Allusion has already been made to the extreme taste for showy jewellery, and gaudy personal decoration, indulged in by the later Roman rulers, after the seat of government had been removed to Constantinople. It seems to have increased as their power decayed: for the rude paintings and mosaics of the eighth and ninth centuries depict emperors and empresses in dresses literally covered with ornament and jewellery—indeed, the artists must have put forth their best strength in depicting the dresses, as if they had received similar orders to those given by good Mrs. Primrose, who expressly desired the painter of her portrait to put as many jewels on her stomacher “as he could for the money.”
[Fig. 210], the bust of the Emperor Constantine Pogonatus (so called from the ample beard the monarch wore), is an example of male foppery. This emperor came to the throne A.D. 668, and died in 685. It will be perceived that two brooches fasten his outer garment, one upon each shoulder. That upon the right one is highly enriched, but the original, as really worn by the emperor, was most probably much more so, by chasing, enamel, and jewels which the artist had not space, or perhaps ability, to express. From it hang three chains, which were most probably formed of hollow gold beads, cast in an ornamental matrix; such having been found in Crimean graves; and less frequently in those of the Germanic and Gaulish chieftains and aristocrats. To the ends of these chains were affixed circular ornaments, sometimes decorated with enamel, like the York fibulæ already described, and sometimes with cameos, set in a gold framework: for as the Arts decayed, the finer works of this kind, executed in the palmy days of Rome, were much prized and valued as the works of a race who were acknowledged to be mentally superior.
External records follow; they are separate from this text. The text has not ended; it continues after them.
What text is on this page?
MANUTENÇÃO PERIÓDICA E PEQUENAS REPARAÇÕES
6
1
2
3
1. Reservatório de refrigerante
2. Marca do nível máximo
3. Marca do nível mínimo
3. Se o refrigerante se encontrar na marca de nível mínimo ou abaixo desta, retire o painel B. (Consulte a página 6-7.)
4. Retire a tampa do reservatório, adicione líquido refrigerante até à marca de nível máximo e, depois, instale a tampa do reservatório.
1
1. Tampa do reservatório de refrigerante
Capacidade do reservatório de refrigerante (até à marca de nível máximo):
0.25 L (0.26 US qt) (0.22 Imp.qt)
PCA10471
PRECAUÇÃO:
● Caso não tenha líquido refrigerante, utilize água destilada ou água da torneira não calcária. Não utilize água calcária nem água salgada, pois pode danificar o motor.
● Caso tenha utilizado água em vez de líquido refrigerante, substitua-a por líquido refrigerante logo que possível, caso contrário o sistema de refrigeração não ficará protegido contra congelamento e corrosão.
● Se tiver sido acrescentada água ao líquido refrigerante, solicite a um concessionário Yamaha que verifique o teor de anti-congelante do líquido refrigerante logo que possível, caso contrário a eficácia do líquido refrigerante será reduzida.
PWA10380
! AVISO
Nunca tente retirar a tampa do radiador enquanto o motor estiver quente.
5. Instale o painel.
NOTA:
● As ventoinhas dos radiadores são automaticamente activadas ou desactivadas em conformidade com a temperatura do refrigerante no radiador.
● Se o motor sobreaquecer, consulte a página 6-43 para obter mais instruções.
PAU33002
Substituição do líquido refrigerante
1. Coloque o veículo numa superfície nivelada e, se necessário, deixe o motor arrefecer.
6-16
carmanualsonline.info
The empresses naturally wore a greater abundance of jewellery than their lords; they also wore great circular brooches on each shoulder, but they increased the pendent ornaments by adding heavy gold chains, which hung across the breast, and from the brooches on both sides nearly to the waist; at the ends of these chains was a group of smaller chains, each supporting a jewel of varied form, so that a heavy bunch of them was formed. Ultimately other chains with pendent jewels were attached to the chain that passed across the breast, and completely covered that part of the person with decoration.
In the museum at Mayence is preserved a very curious monumental sculpture, upon which is presented the effigy of the man for whom it was erected, his wife, and son. He was a sailor, who died at the ripe age of seventy-five, and appears to have been generous to his lady in the article of jewellery, according to the usual habit of his craft. Mr. C. Roach Smith, who first published this curious monument in his “Collectanea Antiqua,” observes that “she had evidently dressed for the portrait.” She wears a vest, fitting closely to the arms and bust, and at the neck gathered to a frill, which is enclosed by a torque, or gold necklet. Over this hangs a garment, which falls gracefully down in front, and is crossed at the breast over the left arm. The jewellery of the widow is of no common description, nor niggardly bestowed. Upon the breast, below the torque, is a rose-shaped ornament or brooch, and beneath that a couple of fibulæ; two more of a similar pattern fasten the upper garment near the right shoulder, and upon the left arm, just above the elbow; an armlet encircles the right arm, and bracelets the wrist. [Fig. 211] gives the upper portion of the form of this lady: judging from the style of her head-dress she may have lived in the reign of the Emperor Hadrian. Probably many years younger than her sailor-husband, she appears to have tempered her grief with judgment, and to have taken advantage of his death to set herself forth to the world in her gayest costume.